Monday. Yana Kunichoff wrote about Alabama's draconian new anti-immigration law. Forget Arizona's SB 1070 -- Alabama is going even further:
Among the bill’s litany of punitive measures: imposing penalties on employers who hire undocumented immigrants, forcing public schools to check the immigration status of students and parents, allowing police to arrest anyone they suspect of entering the country without valid immigration documents, making it illegal to rent housing to an undocumented immigrants, barring undocumented immigrants from enrolling in or attending public colleges or universities and prohibiting them from applying for or soliciting work.
Tuesday. CP intern Jeffrey Boxer is keeping track of voter ID measures states are designing to keep young (progressive) people away from the polls.
Both Rachel Maddow and Hardball's Chris Matthews expressed indignation at this trend. “The people who have the least trouble with the ID cards, the people who drove to the polling station, have an ID right in their pockets called their driver`s license and they are middle class people with enough money to own a car,” said Matthews. “And [if] they`re young enough to drive and old enough to have enough money to own a car, they are probably able to vote. It`s the younger person and older person who might be disenfranchised.”
Wednesday. Scott Meslow explains why the (terrible) new Green Lantern movie should have featured John Stewart, the groundbreaking black GL, instead of Hal Jordan.
If you look at seemingly endless list of superhero franchises launched over the past decade—Spider-Man, Batman, Superman, Iron Man—a striking pattern emerges: in every case, the central character is white, male, and American. Of course, the argument could be made that studios are simply depicting these characters as they’ve always been; that Batman and Iron Man are, and always have been, white American men, and that their WASPiness is just out of fidelity to the original comic books. But that argument doesn’t hold up for Green Lantern.
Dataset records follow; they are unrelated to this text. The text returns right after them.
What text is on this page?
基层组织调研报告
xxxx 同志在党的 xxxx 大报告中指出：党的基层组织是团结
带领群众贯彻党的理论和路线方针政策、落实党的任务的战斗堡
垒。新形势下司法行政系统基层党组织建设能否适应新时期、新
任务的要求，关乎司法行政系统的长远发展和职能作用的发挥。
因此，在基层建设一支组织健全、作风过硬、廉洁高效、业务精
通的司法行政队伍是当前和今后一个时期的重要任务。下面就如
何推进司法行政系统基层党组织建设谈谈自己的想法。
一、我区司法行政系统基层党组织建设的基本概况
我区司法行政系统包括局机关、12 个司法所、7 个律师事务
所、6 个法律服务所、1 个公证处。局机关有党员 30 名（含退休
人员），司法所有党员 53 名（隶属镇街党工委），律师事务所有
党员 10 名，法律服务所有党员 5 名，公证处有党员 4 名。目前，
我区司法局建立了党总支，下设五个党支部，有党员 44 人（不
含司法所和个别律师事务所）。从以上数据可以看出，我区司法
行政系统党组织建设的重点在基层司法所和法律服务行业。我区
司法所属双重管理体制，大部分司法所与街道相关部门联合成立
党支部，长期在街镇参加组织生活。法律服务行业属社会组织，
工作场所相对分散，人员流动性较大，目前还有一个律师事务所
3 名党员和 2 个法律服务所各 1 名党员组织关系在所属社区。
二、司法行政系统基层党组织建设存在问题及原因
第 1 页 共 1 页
Thursday. Frustrated by a court decision to overturn a sexual assault conviction because the victim lacked visible injuries, Dahlia Grossman-Heinze writes:
West Chester County District Attorney Joseph W. Carroll called the decision "the worst legal reasoning I have ever seen in an appellate court opinion." Carroll is particularly concerned that the ruling brings into question the extent of the woman’s injuries as proof of her consent because essentially the panel concluded that "a sexual assault victim is not to be believed unless her injuries are severe enough to meet some Stone Age standard of proof of resistance.” The District Attorney’s Office has asked the entire Superior Court of Chester County to review the new decision.
Friday. James Cersonsky explains why the arrest of Tanya McDowell, a homeless woman fined for sending her child to an out-of-district school, opens up a can of worms:
McDowell is the homeless, unemployed, single mother from Bridgeport, Connecticut, who was arrested and charged with first-degree larceny for sending her five-year-old son to kindergarten in the neighboring, more affluent city of Norwalk. If convicted, McDowell faces up to twenty years in prison and a $15,686 penalty for the cost of her son’s year of out-of-town education.In some 25 similar cases, Norwalk schools have simply (and cheaply) removed the students in question. But in McDowell’s case, the city has pursued criminal charges. The logic behind the prosecution is partly budgetary, in line with national trends. “This now sends a message to other parents that may have been living in other towns and registering their kids with phony addresses,” Norwalk mayor Richard Moccia has said. But it also draws on McDowell’s record of drug-related arrests and convictions (a mounting sideshow this past week). “This is not a poor, picked-off homeless person,” Moccia told FOX CT. “She has a checkered past at best.”